In attempting to make sense of Coulthard’s actions, we can look at what we know about him. We know he was 30 years old at the time of the crash and had been a railway employee for 8 years, half of which he had been a fireman. He joined the railways when he was 22, so one can assume he regarded it as a job, rather than a passion. If it were a passion it is more likely he would have joined upon leaving school.

He and Bowden had been a regular team for 13 months and the fact that Bowden picked him up on the way to work indicates that while they may not have socialised together, they were at least “workmates”.

Coulthard had had at least 6 hours sleep after a day off, prior to coming to work, so fatigue can be minimised as a factor.

We know that Coulthard enjoyed a drink, as on his day off he went to a hotel for lunch, a lunch that took 3 hours during which he consumed “about six 7-oz. glasses” of [presumedly] beer.

Coulthard did not challenge Bowden when it became blatantly obvious that Bowden was not slowing the train. Firemen were subordinate to Drivers; a driver’s decision was absolute, and it took a brave fireman to challenge a driver’s action. Even so, considering that the two men had been working together for 13 months and that they were on friendly terms, it is difficult to see why Coulthard did not ‘remind’ Bowden while there was still time to stop the train.

Coulthard had been working with Bowden for 13 months and we know that Bowden kept Anginine close at hand; it is unlikely that Coulthard cannot have known of Bowden’s heart condition.  

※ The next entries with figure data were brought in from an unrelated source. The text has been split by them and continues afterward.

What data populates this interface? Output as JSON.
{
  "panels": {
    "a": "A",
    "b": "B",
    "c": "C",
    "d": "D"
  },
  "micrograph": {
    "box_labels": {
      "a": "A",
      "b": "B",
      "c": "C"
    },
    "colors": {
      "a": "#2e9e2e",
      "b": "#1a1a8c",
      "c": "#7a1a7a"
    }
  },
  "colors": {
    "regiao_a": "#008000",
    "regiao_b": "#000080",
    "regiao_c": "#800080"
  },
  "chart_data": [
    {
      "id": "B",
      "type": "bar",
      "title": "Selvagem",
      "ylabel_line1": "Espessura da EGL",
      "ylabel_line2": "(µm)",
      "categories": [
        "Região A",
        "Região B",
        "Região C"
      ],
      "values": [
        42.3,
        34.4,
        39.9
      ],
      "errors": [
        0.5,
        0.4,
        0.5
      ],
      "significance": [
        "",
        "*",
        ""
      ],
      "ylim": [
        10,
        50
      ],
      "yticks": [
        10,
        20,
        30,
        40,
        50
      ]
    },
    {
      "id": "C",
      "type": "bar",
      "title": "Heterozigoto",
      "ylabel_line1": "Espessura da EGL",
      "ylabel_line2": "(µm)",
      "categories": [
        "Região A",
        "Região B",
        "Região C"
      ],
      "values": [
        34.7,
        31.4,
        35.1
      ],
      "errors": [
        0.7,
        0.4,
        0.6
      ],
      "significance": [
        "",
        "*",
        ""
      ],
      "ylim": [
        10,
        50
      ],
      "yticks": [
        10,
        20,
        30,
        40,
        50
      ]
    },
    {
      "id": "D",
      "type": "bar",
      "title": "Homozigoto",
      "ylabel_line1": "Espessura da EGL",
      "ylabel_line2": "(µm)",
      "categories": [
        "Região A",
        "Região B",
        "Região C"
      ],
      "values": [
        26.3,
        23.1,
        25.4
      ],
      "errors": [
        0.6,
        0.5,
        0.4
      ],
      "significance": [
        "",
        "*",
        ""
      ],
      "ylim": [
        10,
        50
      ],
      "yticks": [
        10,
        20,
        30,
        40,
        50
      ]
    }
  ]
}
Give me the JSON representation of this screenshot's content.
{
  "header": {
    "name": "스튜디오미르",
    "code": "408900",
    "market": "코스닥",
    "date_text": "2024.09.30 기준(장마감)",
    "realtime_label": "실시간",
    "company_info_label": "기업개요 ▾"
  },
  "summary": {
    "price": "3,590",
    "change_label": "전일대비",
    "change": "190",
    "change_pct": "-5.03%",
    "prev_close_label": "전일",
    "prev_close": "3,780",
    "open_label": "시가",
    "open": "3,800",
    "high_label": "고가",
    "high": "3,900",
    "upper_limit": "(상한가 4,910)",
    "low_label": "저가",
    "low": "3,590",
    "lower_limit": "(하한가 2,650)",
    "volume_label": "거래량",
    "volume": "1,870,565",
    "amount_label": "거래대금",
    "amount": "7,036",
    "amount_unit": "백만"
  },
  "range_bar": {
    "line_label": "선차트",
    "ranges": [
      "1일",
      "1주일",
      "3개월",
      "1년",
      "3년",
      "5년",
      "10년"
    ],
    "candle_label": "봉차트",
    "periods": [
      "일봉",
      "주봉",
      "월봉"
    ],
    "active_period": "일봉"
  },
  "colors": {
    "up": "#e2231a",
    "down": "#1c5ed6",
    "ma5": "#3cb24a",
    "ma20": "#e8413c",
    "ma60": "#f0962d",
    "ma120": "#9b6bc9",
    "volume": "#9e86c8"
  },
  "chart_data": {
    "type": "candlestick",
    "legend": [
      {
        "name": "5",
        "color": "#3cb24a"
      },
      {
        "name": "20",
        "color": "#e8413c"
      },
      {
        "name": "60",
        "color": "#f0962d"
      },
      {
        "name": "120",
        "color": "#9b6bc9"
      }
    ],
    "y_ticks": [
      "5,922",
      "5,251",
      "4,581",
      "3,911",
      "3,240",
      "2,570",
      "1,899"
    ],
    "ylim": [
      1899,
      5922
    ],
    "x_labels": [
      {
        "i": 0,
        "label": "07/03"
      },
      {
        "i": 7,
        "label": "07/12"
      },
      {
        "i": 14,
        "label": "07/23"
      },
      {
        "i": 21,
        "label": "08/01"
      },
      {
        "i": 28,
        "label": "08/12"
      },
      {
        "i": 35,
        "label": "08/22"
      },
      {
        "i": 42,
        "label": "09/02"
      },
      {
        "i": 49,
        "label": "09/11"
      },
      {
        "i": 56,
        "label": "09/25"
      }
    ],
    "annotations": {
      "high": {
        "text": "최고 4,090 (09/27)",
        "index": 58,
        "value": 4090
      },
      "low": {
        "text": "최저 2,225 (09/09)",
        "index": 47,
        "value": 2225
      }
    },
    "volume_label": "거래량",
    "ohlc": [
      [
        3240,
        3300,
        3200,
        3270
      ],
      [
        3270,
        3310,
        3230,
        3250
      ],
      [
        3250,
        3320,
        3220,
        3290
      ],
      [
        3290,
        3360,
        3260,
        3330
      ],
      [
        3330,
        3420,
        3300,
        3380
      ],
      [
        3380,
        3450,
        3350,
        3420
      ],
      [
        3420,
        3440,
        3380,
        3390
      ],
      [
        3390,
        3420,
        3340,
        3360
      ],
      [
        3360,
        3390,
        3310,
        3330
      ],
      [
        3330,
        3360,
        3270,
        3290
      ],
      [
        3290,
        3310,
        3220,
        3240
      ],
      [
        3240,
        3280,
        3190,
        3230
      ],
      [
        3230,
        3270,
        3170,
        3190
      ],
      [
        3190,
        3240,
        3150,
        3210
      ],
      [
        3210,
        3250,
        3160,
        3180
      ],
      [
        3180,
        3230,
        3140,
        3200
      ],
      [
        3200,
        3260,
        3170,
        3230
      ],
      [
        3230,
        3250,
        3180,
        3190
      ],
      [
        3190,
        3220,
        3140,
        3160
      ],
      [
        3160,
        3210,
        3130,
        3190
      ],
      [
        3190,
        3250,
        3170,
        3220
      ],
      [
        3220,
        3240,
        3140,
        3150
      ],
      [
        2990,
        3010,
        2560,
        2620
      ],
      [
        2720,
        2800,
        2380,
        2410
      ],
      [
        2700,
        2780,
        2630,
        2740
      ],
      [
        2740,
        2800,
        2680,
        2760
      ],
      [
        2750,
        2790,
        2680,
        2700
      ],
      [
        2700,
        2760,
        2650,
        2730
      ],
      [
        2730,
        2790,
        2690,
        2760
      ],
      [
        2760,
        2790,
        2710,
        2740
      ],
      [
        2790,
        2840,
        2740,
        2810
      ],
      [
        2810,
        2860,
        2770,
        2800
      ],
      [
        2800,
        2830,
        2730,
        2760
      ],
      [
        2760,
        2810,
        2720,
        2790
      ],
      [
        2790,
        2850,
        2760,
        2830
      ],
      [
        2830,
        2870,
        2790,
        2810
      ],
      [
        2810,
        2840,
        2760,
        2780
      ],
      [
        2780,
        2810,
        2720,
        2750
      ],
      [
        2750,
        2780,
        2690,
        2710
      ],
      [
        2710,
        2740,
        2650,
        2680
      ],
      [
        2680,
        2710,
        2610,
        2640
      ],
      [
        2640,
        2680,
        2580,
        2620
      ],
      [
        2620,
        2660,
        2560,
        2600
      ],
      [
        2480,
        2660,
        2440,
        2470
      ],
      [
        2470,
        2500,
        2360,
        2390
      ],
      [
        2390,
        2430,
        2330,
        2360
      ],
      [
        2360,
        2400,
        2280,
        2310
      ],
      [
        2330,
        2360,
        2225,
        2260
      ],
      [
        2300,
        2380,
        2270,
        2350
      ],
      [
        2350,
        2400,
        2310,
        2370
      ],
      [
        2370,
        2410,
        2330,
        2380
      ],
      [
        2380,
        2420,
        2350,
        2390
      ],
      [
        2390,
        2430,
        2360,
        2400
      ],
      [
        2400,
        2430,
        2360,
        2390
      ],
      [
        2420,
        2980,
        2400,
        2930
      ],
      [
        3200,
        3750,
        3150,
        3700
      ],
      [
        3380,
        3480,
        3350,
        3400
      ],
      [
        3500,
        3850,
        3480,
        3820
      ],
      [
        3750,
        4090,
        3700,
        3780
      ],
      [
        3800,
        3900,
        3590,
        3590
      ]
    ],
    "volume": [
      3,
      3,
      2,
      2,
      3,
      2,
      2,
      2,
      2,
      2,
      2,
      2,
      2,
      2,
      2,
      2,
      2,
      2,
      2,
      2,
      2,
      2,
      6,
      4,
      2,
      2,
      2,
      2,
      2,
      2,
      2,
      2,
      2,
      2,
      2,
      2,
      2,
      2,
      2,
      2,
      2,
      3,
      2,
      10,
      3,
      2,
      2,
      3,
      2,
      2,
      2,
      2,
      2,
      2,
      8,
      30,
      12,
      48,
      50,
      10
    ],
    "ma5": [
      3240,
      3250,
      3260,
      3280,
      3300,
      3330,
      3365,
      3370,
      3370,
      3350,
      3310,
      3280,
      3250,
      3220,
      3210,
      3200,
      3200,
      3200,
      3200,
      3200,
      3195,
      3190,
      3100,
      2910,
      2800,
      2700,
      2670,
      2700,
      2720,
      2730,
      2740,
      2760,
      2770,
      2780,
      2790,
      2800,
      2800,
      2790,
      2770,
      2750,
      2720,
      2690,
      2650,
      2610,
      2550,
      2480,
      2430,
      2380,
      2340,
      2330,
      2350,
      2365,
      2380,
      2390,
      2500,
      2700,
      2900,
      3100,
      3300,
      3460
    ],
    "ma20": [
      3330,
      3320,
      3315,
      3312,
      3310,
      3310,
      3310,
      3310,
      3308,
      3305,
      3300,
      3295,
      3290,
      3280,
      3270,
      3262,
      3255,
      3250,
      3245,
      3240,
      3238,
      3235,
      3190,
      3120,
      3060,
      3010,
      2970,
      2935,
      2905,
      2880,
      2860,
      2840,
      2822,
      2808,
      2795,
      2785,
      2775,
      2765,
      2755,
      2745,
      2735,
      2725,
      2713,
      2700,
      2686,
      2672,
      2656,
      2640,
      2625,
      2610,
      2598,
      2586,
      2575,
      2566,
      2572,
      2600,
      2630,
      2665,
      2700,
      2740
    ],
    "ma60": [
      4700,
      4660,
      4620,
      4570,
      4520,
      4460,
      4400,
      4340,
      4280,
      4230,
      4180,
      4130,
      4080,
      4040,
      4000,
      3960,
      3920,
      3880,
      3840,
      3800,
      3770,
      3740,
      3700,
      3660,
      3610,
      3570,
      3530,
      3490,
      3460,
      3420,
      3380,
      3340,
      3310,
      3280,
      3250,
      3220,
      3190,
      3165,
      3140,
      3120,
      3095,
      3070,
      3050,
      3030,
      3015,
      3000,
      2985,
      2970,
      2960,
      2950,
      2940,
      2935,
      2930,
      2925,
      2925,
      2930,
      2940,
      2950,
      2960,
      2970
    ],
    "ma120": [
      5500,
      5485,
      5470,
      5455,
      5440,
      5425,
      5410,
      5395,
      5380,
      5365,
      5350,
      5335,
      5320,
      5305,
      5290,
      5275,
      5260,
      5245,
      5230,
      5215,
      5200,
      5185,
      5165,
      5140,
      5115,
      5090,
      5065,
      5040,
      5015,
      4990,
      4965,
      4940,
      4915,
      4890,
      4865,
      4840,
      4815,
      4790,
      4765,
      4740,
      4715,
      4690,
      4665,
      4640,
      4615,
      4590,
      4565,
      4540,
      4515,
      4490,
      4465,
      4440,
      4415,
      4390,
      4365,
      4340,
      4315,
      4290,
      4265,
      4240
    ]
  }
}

It is known that Coulthard faced at least three inquiries: - the investigation of the Victoria Police, the official Victorian Railways inquiry, and the Melbourne City Coroner’s court. When asked why he took no action when he was aware that the driver had not obeyed the signals he said, “I don’t know”. When Coulthard was asked why he did not close the throttle and apply the air brake he replied, “panicked, I suppose, that’s all”. When asked again why he made no attempt to stop the train his reply was, “I thought the brakes had applied”.

Coulthard’s self preservation instinct had diminished to the point that his problem solving skills were severely degraded. His judgement of what to do next had been so impaired that he was incapable of functioning in the appropriate manner.

The question is why, what could have caused such degradation?